Tim Fields Dies; Muralist Worked With L.A. Youths
Tim Fields, a Los Angeles artist who worked with schoolchildren to create 53 murals around the city, has died. He was 35 and died March 9 at his home of a respiratory infection.
Fields became known as the “Boulevard Da Vinci” for a series of celebrity-oriented murals he painted along Hollywood Boulevard in the late 1980s.
He worked occasionally as an actor and caricaturist, but said his greatest satisfaction came from producing murals with children and teenagers.
A graduate of Illinois State University, Fields worked with many troubled youths and believed in the redeeming value of art.
“Young people just need a chance, some understanding and something to take pride in,” he said in an interview last year.

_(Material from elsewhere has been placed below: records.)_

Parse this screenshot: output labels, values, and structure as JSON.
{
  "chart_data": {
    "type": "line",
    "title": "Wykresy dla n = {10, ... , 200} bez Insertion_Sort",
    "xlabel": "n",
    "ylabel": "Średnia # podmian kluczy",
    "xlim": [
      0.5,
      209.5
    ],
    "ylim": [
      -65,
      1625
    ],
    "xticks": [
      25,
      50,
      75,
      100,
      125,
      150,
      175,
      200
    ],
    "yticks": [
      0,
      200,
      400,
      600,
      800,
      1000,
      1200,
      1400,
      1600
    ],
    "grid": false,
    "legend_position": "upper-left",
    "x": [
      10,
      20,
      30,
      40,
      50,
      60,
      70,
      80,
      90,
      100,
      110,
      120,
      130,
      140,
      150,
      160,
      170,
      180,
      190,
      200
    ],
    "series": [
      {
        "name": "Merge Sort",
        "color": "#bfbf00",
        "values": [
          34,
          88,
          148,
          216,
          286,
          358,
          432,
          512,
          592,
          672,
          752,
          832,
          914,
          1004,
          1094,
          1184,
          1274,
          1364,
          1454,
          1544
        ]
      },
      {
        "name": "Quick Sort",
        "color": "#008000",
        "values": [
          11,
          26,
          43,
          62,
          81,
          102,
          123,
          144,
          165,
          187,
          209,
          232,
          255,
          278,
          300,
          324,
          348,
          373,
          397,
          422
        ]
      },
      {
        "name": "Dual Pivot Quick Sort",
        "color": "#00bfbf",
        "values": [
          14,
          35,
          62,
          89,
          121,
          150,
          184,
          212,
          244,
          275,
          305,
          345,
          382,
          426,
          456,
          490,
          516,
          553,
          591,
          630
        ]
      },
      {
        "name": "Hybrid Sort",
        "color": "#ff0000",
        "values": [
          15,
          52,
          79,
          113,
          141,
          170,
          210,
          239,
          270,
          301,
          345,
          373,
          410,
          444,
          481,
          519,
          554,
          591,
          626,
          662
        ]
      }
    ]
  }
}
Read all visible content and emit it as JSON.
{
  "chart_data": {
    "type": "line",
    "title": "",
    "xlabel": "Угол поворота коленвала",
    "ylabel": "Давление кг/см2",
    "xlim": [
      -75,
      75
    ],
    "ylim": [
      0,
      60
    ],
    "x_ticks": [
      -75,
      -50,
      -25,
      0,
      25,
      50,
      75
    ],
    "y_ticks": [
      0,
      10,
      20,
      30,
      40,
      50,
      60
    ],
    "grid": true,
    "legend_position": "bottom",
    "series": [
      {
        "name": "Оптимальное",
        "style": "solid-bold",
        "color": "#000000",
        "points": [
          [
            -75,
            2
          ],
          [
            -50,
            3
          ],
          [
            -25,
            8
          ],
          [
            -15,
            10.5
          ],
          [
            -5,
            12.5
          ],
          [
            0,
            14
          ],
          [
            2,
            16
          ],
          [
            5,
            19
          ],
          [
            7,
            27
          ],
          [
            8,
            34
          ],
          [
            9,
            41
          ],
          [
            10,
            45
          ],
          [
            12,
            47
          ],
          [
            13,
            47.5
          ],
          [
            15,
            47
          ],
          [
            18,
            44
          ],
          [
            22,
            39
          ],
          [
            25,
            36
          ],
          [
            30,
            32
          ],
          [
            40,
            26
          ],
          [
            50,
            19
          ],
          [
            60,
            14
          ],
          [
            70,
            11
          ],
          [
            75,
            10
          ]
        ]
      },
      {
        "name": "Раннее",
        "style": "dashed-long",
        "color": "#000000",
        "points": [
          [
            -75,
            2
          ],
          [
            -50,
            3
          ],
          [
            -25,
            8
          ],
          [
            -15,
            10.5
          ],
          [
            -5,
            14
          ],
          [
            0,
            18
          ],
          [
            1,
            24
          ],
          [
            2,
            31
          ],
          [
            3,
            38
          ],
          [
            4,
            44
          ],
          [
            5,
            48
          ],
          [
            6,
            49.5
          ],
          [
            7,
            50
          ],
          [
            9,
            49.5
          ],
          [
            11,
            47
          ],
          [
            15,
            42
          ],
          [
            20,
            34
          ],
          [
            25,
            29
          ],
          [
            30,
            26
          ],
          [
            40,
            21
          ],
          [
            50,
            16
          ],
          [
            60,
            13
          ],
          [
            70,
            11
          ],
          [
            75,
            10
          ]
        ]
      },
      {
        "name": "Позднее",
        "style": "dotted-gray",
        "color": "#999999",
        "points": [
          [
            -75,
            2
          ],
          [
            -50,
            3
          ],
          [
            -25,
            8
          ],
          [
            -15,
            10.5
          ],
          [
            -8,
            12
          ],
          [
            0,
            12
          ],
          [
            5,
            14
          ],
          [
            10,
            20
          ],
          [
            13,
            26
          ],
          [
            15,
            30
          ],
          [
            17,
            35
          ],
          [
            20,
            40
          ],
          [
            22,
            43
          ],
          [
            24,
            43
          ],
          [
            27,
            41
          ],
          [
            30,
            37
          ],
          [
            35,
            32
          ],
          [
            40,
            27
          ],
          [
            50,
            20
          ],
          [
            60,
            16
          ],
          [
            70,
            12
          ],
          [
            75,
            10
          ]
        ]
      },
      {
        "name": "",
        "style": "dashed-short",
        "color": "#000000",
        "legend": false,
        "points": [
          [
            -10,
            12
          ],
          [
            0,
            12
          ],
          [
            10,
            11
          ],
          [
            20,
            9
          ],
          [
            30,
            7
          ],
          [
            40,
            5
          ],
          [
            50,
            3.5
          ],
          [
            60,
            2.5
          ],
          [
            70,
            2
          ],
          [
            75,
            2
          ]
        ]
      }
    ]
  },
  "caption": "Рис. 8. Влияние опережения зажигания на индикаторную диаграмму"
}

Fields arrived in Los Angeles from his native Chicago in 1986. He organized his first group mural project in 1991 at the Los Angeles Youth Network, a shelter for teenage runaways in Hollywood. Other murals followed at the Challengers’ Boys and Girls Club in South-Central L.A., the North Hollywood Valley Community Clinic and the Ramona Gardens housing project in East Los Angeles.
Two years ago, he led a battalion of teenagers from the Halcyon Center in North Hollywood to transform a two-mile stretch of Vineland Avenue that was marred by graffiti and quake-cracked storefronts.
Many of the “volunteers” were North Hollywood teenagers who had been sentenced to community service in connection with drug or robbery cases.
They took a wall at Denny Avenue and turned it into a “Corner of Paradise” with a rain forest theme. At Oxnard Street, they painted scenes of the San Fernando Valley’s rural past, showing chickens pecking gravel. Down by Burbank Boulevard, they created an abstract work in the style of the Dutch painter Piet Mondrian, using squares of teal, mustard yellow and rust paint.
“The youth in the community are actually changing the community itself, which helps keep the murals free of graffiti,” Fields said during the Vineland Avenue project. “There’s a street aesthetic toward art where murals get respect. By involving the kids in the community, it’s also their own work, it’s their pride.”
Gloria Gold, who runs the Halcyon Center, said Fields was a warm and comical figure with a mass of curly blond hair who usually wore the paint-spattered rags of his trade. She said he had a knack for communicating with children, many of whom were as young as 5.
Most of his youthful volunteers had no opportunity for art training at school or at home, so Fields would begin by talking about how to create the impression of light and shadow, and how to hold a paintbrush.
“He gave them lessons in art and art theory, so these youngsters who may never have had any art instruction at all were able to participate in making a work of art that was permanent and be proud of it,” Gold said Monday.
According to Gold, who worked with Fields on six murals in the San Fernando Valley, Fields often told the children that he became an artist by copying characters from comic books. “He would say, ‘I copied them over and over again, and if you really want to, you can do it too.’ He was a wonderful inspiration.”
Fields was honored recently by the Hollywood Arts Council for the dozens of murals he painted with schoolchildren around the city.
He is survived by his father, William Fields of Kentucky, and his mother, Madelen Fields-Gollogly, stepfather John Gollogly, brothers Daniel and Joey, and sister Becky Scott Steuer, all of Chicago.
A memorial service is planned in April in Los Angeles.